How to run an inconsistent closure test

Modeling Inconsistencies

In a realistic situation it may happen that some source of experimental systematics is overlooked or underestimated for a given dataset. In this case, the measured experimental values for this dataset may deviate from the true value by an amount that is not reflected by the experimental covariance matrix. This will then generate tensions between this dataset and the rest of the data. We call such a dataset “inconsistent”. It is interesting to ask how the NNPDF methodology behaves in such case, and whether the inconsistency can be detected. For more details and a thorough review on the topic, see the paper arXiv:2503.17447.

In order to study this situation in a closure test, we model the inconsistency as follow. We separate off the uncorrelated and correlated parts of the experimental covariance matrix

\[(C)_{ij} = \delta_{ij} \sigma_i^{(\rm uncorr)} \sigma_j^{(\rm uncorr)} + \sum_{k=1}^{N_{\rm corr}} \sigma_{i,k}^{(\rm corr)}\sigma^{(\rm corr)}_{j,k}\]

where \(\sigma_i^{(\rm uncorr)}\) and \(\sigma_{i,k}^{(\rm corr)}\) denote respectively the uncorrelated and correlated systematics for data point \(i\). We then define a rescaled covariance matrix

\[(C^{\lambda})_{ij} = \delta_{ij} \sigma_i^{(\rm uncorr)} \sigma_j^{(\rm uncorr)} + \sum_{k=1}^{N_{\rm corr}} \lambda_{i,k}\sigma_{i,k}^{(\rm corr)} \lambda_{j,k}\sigma^{(\rm corr)}_{j,k},\]

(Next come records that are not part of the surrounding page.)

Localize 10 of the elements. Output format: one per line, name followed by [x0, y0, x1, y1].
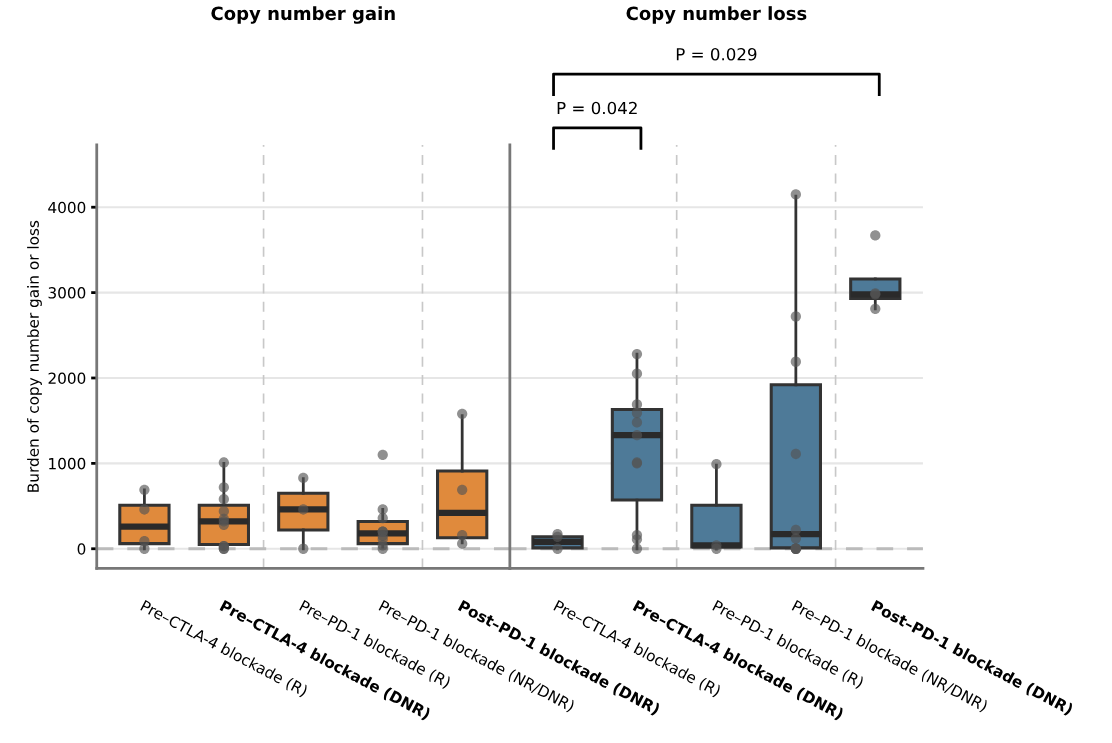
y-tick-label: 3000 [48, 287, 86, 299]
chart-title: Copy number loss [626, 6, 807, 24]
y-tick-label: 4000 [48, 201, 86, 214]
y-tick-label: 1000 [49, 457, 86, 470]
y-tick-label: 0 [77, 543, 86, 555]
y-tick-label: 2000 [48, 372, 86, 385]
y-axis-title: Burden of copy number gain or loss [27, 220, 42, 492]
text: P = 0.042 [557, 101, 637, 115]
chart-title: Copy number gain [211, 6, 395, 24]
text: P = 0.029 [676, 47, 757, 61]
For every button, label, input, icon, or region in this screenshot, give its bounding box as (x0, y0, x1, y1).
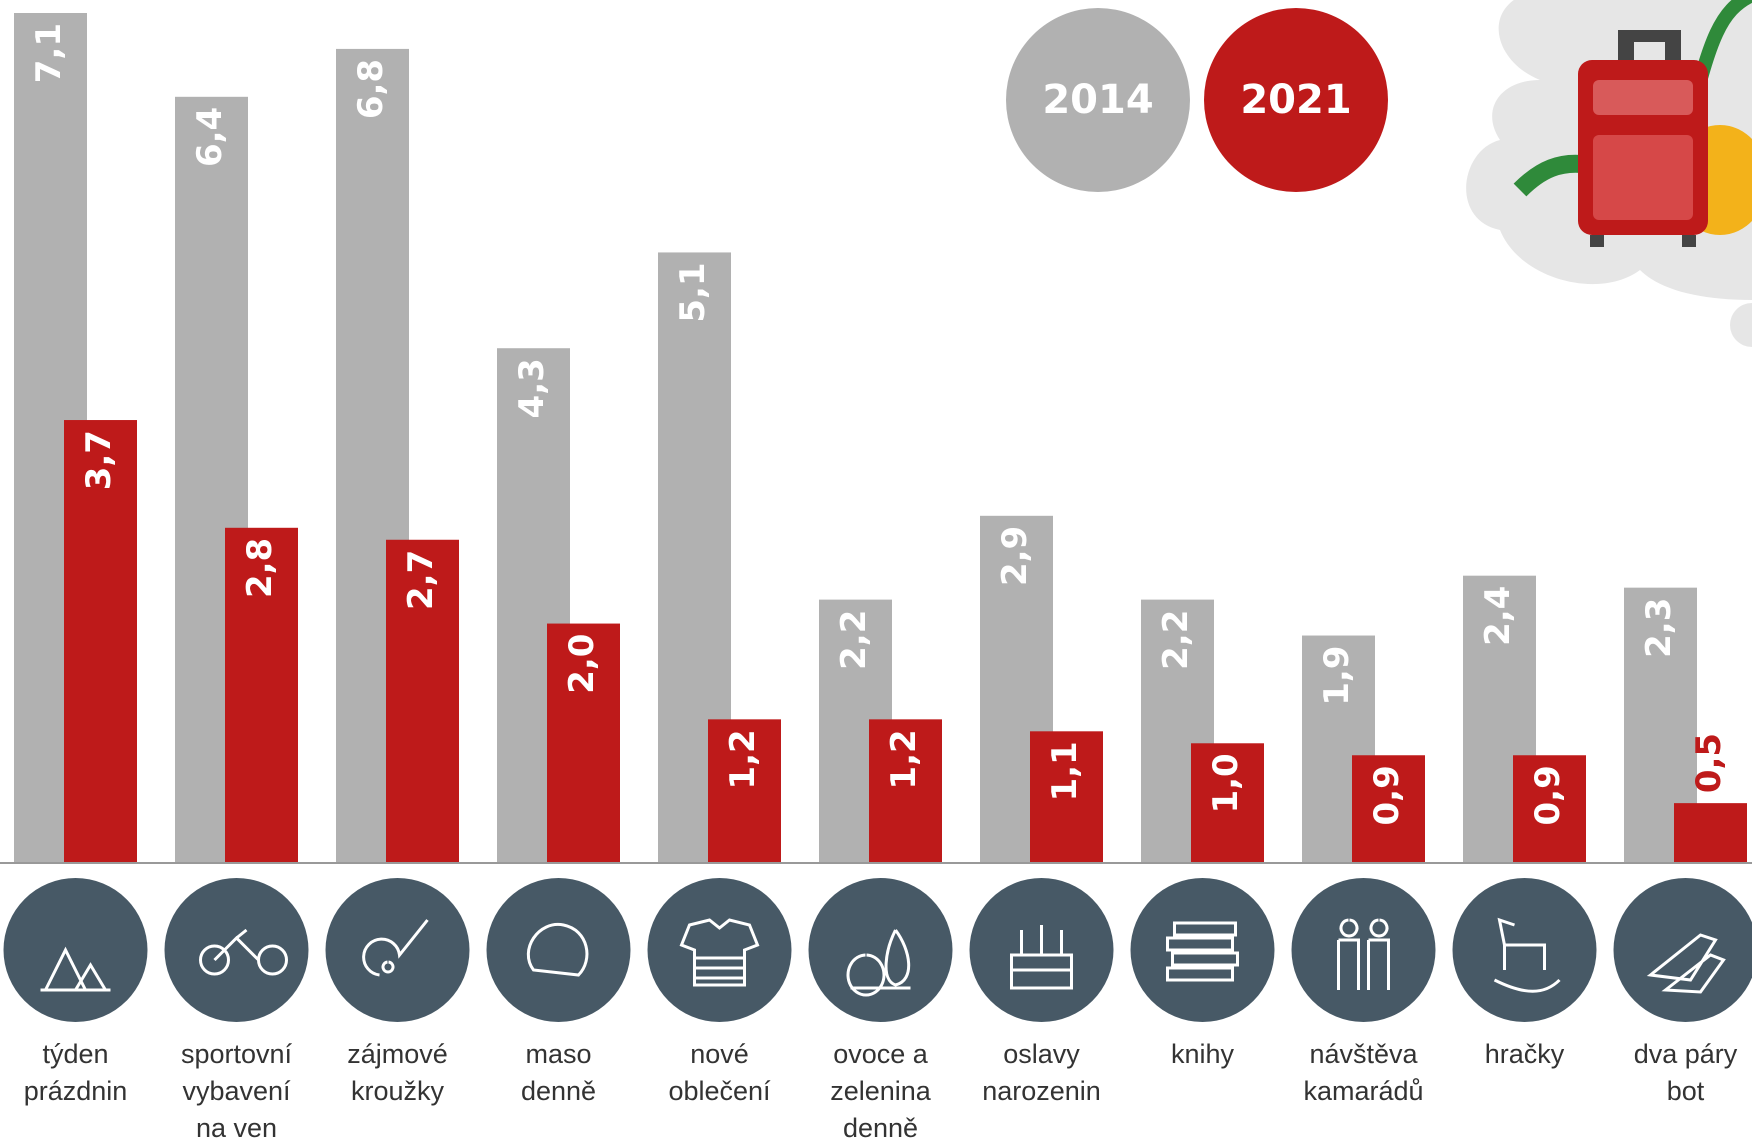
x-tick-label: zájmové kroužky (347, 1039, 448, 1106)
category-icon (3, 878, 148, 1022)
category-icon-glyph (1493, 917, 1561, 993)
bar (1352, 755, 1425, 863)
legend-marker (1006, 8, 1190, 192)
category-icon (808, 878, 953, 1022)
legend-label: 2014 (1042, 77, 1153, 123)
category-icon-glyph (362, 919, 429, 977)
decoration (1466, 0, 1752, 347)
value-label: 2,9 (995, 526, 1035, 586)
category-icon-glyph (679, 918, 760, 987)
category-icon (647, 878, 792, 1022)
value-label: 0,5 (1689, 733, 1729, 793)
category-icon-glyph (1337, 918, 1390, 990)
x-tick-label: návštěva kamarádů (1303, 1039, 1424, 1106)
x-tick-label: nové oblečení (668, 1039, 771, 1106)
x-tick-label: maso denně (520, 1039, 597, 1106)
value-label: 1,2 (884, 729, 924, 789)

in which correlated uncertainties have been rescaled. In the closure test workflow we then generate Level 1 pseudodata using \(C\), namely

\[L_1 = L_0 + \eta\]

with \(\eta \sim \mathcal{N}(0,C)\). The inconsistency is introduced at Level 2 when fitting the PDF by using the rescaled covariance matrix \(C^{\lambda}\) to propagate data uncertainties to the model space:

\[L_2 = L_1 + \epsilon^{\lambda}.\]

Running an inconsistent closure test

To run a closure test we require a standard closure test runcard. As already explained in the previous section the specification which controls closure test specific behaviour can be found under closuretest. An example of a typical level 1 or level 2 closuretest specification is given by

closuretest:
  filterseed  : 0   # Random seed to be used in filtering data partitions
  fakedata    : true
  fakepdf     : MMHT2014nnlo68cl
  fakenoise   : true

In order to run an inconsistent closure test, we need to first specify that the closure test should be inconsistent by adding the key inconsistent_fakedata to the closuretest specification.

closuretest:
  filterseed  : 0   # Random seed to be used in filtering data partitions
  fakedata    : true
  fakepdf     : MMHT2014nnlo68cl
  fakenoise   : true
  inconsistent_fakedata : true

In order to specify which datasets should be made inconsistent in the closure test we need to add a new specification. For instance

inconsistent_data_settings:

    treatment_names: [MULT]
    names_uncertainties: [CORR, SPECIAL]

    inconsistent_datasets:
        - HERA_NC_318GEV_EM-SIGMARED
        - HERA_NC_251GEV_EP-SIGMARED
        - HERA_NC_300GEV_EP-SIGMARED
        - HERA_NC_318GEV_EP-SIGMARED

    sys_rescaling_factor: 0.0

specifies that the inconsistency should be applied to the datasets HERA_NC_318GEV_EM-SIGMARED, HERA_NC_251GEV_EP-SIGMARED, HERA_NC_300GEV_EP-SIGMARED and HERA_NC_318GEV_EP-SIGMARED by multiplying the MULT, CORR and SPECIAL (correlated intra-datasets) uncertainties by a factor of 0.0.